Danny Lee plays Inspector Lee, who is supposed to be the straight man. Unfortunately, he’s surrounded by a squad of bumbling sidekicks—Bull, Robert, King Kong, and Bo—who act less like homicide detectives and more like a rejected Cantopop comedy troupe. These cops bumble around crime scenes, crack unfunny jokes, and generally behave as though they’re investigating a jaywalking ticket instead of a cannibalistic massacre.

Every time the film builds an ounce of dread, it cuts to the cops goofing off, like the director panicked and thought, We need more fart jokes before the next dismemberment. It’s tonal whiplash so severe you’ll need a neck brace.


The Violence: Equal Parts Nausea and Comedy

Let’s be clear: this movie is nasty. People get stabbed, hacked, burned, raped, and minced into pork buns. The dismemberment scenes are long, detailed, and shot with the loving care of a cooking show. If you ever wanted to see human flesh diced like scallions, congratulations—you’re the target audience.

But the violence is so over-the-top that it flips from horrifying to absurd. One guy gets beaten to death with a soup spoon. Another gets stabbed in the crotch with chopsticks. Subtlety is not on the menu here. It’s like the filmmakers sat down and said, “What’s the dumbest possible murder weapon in a restaurant? Great—use that.”

Instead of building dread, the movie just builds nausea. It’s exploitation cinema at its laziest: slap together real tragedy, add gallons of fake blood, and call it edgy.


The Pork Buns: A Health Code Violation With Credits

The infamous pork buns are supposed to be the film’s signature horror element. They’re the thing everyone remembers: Anthony Wong turning his victims into dim sum for unsuspecting customers. But here’s the thing—no one eating the buns ever seems to notice. Not the taste, not the texture, not the random fingernail that would surely sneak in.

It’s one of those movie moments where you realize the filmmakers don’t care about logic. They don’t care about plausibility. They just want you to gag and whisper, “Oh no, cannibalism!” while they pat themselves on the back for being shocking.

Honestly, I’ve eaten gas station sushi scarier than these buns.


The Torture Confession: Police Brutality, Now With Laughs!

Eventually, the cops catch Wong, and you’d think the movie would finally settle into some courtroom drama. Nope. Instead, we get endless scenes of Wong being beaten, tortured, and drugged until he confesses. The cops act like schoolyard bullies, and the movie plays it all for laughs, as if police misconduct is just another wacky sitcom subplot.

By the time Wong breaks down and confesses to slaughtering an entire family, the audience isn’t horrified—we’re exhausted.
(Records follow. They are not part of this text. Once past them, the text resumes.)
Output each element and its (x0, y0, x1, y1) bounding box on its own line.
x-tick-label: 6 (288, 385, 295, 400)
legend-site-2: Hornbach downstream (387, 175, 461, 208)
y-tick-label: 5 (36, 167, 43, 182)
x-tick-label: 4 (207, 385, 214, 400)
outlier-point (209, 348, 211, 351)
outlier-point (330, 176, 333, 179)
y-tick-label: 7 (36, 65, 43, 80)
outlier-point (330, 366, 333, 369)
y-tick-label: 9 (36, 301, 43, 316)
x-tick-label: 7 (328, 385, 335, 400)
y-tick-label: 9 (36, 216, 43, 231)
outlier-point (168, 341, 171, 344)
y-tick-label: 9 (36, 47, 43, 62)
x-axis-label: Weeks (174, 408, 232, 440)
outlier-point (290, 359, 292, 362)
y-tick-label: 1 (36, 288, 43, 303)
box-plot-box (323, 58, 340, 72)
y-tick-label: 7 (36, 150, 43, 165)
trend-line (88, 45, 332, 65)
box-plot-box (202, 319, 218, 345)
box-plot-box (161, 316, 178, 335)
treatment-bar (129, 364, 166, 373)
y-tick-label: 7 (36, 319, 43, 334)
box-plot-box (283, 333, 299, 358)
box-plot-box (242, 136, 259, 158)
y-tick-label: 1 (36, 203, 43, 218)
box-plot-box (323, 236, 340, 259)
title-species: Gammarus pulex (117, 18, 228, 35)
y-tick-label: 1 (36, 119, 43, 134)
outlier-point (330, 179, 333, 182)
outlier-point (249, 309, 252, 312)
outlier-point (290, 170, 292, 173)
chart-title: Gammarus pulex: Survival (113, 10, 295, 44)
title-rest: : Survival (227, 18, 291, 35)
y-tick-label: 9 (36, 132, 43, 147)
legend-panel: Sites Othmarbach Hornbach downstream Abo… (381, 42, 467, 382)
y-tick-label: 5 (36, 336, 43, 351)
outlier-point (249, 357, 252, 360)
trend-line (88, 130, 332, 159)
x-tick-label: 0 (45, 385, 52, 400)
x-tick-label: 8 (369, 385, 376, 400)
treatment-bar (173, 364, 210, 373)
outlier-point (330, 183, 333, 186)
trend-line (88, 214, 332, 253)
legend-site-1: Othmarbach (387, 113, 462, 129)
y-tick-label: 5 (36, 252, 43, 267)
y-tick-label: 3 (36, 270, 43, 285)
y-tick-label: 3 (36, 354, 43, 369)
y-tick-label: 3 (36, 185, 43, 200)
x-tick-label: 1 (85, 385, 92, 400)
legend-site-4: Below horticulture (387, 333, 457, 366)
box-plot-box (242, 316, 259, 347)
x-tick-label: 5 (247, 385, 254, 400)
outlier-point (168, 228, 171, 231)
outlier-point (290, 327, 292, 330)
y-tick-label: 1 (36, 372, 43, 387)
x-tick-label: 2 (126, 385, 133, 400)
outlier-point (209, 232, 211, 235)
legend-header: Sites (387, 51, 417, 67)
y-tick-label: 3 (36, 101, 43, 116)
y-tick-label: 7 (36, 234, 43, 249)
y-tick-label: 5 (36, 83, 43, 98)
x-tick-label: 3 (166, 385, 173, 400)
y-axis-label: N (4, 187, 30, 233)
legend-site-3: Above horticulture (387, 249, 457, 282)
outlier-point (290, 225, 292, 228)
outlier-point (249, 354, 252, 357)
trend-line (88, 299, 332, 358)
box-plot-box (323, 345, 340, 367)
Not by the brutality, but by the film’s insistence that this is entertainment.


The Ending: Death by Convenience

The film ends with Wong committing suicide in prison after one last run-in with the cops. The narrator solemnly tells us there was “enough evidence to convict him, but it never happened due to his death.” Which is a fancy way of saying: “We had no idea how to end this movie, so we slapped on a title card and called it a day.”

It’s anticlimactic, unsatisfying, and frankly, merciful. By that point, you want everyone—Wong, the cops, the director, yourself—to just lie down and stop suffering.


Final Thoughts: The Real Crime Is the Movie

The Untold Story is infamous, sure. But infamous doesn’t mean good. It’s a sleazy, tone-deaf mashup of gore, slapstick, and bad police comedy that trivializes real tragedy and somehow makes cannibalism boring. Anthony Wong’s award-winning performance is less “haunting” and more “hammy,” and the cops are a parody of themselves. The violence is grotesque but never meaningful, and the “shocking” pork bun twist is about as subtle as a meat cleaver to the skull.

Watching this movie feels like eating at a restaurant where the food tastes bad, the service is worse, and halfway through the meal you realize the chef is chopping up the other diners. It’s not just bad—it’s indigestion in cinematic form.